Cita vs Cinta.

739 124 12
                                    

Sudah tiga hari berlalu sejak pertentangan antara suami-istri Uchiha muda. Tak ada canda ria. Tak ada keusilan-keusilan tercipta. Bahkan saat malam, mereka tidur saling membelakangi.

"Pikirkan kembali. Terlepas dari perasaannya yang sensitif, kau perlu ingat juga bahwa dia sedang hamil"

Nasehat kakaknya menggaung di kepala. Sasuke menoleh ke belakang. Bukan hal ini yang ia pinta.

Spekulasinya terlalu jauh. Seingatnya dia cuma berharap jalannya mulus. Bercerita, Sakura suka, dirinya terbang ke Jerman, kembali pulang, dan melepas rindu bersama.

Besok akan kupikirkan lagi, gumamnya sembari menangkupkan selimut.

Sedang Sakura merasakan pergerakan dari sang suami. Melirik sejenak. Perubahan sikap kian terlihat di pelupuk mata.

Padahal Sasuke-kun tidak pernah memakai selimut sampai menutupi kepala, loh.

Termenung, kegelisahan mengantar tidurnya. Satu sisi menyesal, harusnya bisa membicarakan semua baik-baik tanpa mengatakan apa yang terjadi dalam mimpi. Namun sisi lainnya berusaha membela diri, bahwa sebetulnya ia hanya mencemaskan Sasuke dan Sasuke perlu tau itu!

"Terkadang sesuatu terjadi kalau kita yakini"

Sanggahan kakak ipar melintas tiba-tiba. Diskusinya tempo hari membuahkan amanat penting walau tak sepenuhnya menuntaskan masalah. Dia masih punya waktu untuk memutuskan sesuatu.

Mungkin besok akan ada titik terang.

Dan.. Nyatanya tidak! Kehidupan pantomim masih bertahan di rumah. Meski salah satu mulai membuka obrolan, tetap saja mereka kalah dengan arogansi masing-masing.

"Ne" setelah menimang-nimang sumpit di jari tangan, Sakura berani memulai.

"Hn?"

"Jadi.. bagaimana?"

"Apanya?"

Sunyi merayap. Suara mangkuk keramik bersenggolan. Bebunyian sumpit saling mengapit. Lisan keduanya terkunci oleh makanan. Mereka kembali kikuk layaknya di awal pernikahan. Justru kali ini lebih parah!

"Tentang Jerman.. itu.."

"Gochisousama" Sasuke bergegas meletakkan sumpit, "ittekimasu"

"Uhm, itterashai"

Lagi-lagi jalan buntu. Di dua tempat berbeda, keduanya merutuki ketidakmampuan menyatakan kehendak. Entah sampai kapan keheningan dapat terpecah.

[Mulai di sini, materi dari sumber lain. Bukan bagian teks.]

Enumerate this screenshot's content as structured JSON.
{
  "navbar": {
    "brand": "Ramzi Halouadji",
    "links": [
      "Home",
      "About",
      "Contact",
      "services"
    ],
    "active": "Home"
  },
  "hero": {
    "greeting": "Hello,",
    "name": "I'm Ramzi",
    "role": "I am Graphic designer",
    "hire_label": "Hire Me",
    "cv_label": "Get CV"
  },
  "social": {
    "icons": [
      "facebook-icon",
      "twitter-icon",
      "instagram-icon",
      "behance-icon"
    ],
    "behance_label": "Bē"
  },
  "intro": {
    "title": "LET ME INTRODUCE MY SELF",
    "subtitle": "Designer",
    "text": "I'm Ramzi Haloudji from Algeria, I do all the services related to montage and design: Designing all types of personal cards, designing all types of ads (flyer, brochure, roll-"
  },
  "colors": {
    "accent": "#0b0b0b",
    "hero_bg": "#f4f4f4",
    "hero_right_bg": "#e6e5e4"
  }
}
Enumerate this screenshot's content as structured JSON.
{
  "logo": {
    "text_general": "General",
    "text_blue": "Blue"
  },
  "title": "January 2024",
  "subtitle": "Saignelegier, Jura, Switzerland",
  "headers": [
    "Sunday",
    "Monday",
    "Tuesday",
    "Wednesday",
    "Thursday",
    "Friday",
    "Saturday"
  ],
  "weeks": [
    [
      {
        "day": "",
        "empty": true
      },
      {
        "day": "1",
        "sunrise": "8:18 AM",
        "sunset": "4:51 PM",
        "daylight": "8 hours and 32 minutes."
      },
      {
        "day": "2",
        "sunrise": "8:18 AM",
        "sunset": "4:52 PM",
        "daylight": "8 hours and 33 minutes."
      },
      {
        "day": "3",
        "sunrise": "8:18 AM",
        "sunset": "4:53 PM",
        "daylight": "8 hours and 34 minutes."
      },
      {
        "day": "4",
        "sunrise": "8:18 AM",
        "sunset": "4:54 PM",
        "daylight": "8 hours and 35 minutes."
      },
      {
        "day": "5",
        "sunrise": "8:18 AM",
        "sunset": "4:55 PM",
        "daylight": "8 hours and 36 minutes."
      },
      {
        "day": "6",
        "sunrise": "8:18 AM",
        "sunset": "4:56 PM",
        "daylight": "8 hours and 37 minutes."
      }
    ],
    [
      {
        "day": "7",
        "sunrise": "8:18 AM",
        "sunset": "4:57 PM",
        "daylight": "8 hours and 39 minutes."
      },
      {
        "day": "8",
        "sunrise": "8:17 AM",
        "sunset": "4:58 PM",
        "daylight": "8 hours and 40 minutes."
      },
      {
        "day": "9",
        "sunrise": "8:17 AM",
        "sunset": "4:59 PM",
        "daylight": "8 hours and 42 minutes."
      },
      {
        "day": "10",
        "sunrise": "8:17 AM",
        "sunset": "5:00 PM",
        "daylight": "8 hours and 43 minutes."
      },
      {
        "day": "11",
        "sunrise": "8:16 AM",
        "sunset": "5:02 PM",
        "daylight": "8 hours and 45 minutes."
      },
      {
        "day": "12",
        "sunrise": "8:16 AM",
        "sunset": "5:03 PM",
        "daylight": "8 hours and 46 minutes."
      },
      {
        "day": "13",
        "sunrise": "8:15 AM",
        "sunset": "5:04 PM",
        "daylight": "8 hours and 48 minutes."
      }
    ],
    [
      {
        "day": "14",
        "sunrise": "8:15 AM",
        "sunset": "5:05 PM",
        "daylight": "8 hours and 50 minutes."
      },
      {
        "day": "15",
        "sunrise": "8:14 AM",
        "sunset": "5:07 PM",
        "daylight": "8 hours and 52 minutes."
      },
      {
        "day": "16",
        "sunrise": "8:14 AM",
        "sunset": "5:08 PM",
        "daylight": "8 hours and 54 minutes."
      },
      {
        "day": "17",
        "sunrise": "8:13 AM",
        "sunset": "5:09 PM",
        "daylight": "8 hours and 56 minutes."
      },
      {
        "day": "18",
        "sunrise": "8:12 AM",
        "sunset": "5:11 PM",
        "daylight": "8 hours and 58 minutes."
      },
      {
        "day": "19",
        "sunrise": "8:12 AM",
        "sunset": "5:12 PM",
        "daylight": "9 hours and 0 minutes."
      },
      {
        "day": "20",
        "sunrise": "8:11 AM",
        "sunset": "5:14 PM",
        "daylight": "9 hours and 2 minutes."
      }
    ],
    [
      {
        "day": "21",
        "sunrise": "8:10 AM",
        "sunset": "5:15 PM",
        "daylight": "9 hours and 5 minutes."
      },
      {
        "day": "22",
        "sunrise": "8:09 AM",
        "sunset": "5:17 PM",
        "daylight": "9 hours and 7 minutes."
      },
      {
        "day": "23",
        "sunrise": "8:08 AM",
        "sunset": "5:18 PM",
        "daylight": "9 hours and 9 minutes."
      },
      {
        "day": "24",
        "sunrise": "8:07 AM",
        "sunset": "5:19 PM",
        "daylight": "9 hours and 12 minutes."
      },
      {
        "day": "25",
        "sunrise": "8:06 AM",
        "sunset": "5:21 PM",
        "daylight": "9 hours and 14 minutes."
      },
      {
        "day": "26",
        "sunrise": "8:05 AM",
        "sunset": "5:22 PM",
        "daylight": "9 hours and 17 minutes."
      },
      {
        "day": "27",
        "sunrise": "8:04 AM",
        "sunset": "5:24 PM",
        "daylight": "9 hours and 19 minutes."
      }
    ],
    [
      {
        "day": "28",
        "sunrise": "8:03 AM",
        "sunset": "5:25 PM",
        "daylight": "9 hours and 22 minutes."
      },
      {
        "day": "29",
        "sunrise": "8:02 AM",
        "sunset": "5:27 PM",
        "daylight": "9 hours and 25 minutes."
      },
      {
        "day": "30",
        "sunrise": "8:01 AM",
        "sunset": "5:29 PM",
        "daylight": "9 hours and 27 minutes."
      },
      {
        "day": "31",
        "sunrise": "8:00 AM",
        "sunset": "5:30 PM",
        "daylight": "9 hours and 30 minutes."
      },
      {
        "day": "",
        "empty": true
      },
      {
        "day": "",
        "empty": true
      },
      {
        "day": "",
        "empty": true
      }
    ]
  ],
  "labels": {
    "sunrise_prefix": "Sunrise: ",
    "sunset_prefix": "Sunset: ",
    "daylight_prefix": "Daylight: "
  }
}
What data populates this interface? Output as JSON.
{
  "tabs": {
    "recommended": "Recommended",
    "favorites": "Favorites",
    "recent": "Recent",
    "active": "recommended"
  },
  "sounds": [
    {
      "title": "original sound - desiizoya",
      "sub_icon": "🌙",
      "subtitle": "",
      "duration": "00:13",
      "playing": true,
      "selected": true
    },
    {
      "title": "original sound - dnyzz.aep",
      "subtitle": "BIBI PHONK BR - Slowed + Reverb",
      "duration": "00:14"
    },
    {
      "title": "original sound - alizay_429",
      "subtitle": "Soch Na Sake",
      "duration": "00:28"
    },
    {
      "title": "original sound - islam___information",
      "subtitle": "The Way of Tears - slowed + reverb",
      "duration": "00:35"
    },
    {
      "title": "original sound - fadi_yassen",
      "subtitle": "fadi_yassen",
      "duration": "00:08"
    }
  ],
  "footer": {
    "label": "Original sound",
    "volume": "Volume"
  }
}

"Bagaimana tentang tawaran itu? Mereka sangat mengharapkanmu ke sana" tanya profesor tiap bertemu, "aku sangat mengharapkanmu, karena tidak ada yang memiliki kemampuan instrumentasi dan bahasa Jerman sefasih dirimu"

Belum selesai urusan perizinan dengan istri, profesor sudah menagih. Pikirannya kian runyam. Keputusannya tak mungkin semudah menjawab ya dan tidak. Ada resiko besar yang menanti.

"Beri saya waktu sampai Senin depan"

Kalau memang Sakura tak setuju, aku akan mundur.

Bayang-bayang masa kelam masih bertengger di kepala. Dulu ia pernah kehilangan calon anak serta nyaris kehilangan istri. Lambat waktu bergulir, dia mensyukuri apa yang ada. Berjanji tak akan bertaruh pada kebahagiaan lain. Hanya dirinya, Sakura, dan anak mereka.

Mungkin itu yang terbaik, putus Sasuke melepas impian. Tidak. Tidak secepat itu. Butuh perenungan agar benar-benar legawa.

Hingga malam tiba. Kakinya selalu mendarat tepat ketika makan malam. Sengaja, demi menghindari interaksi suami-istri di rumah. Berada di satu atap tak menjamin hubungan yang baik.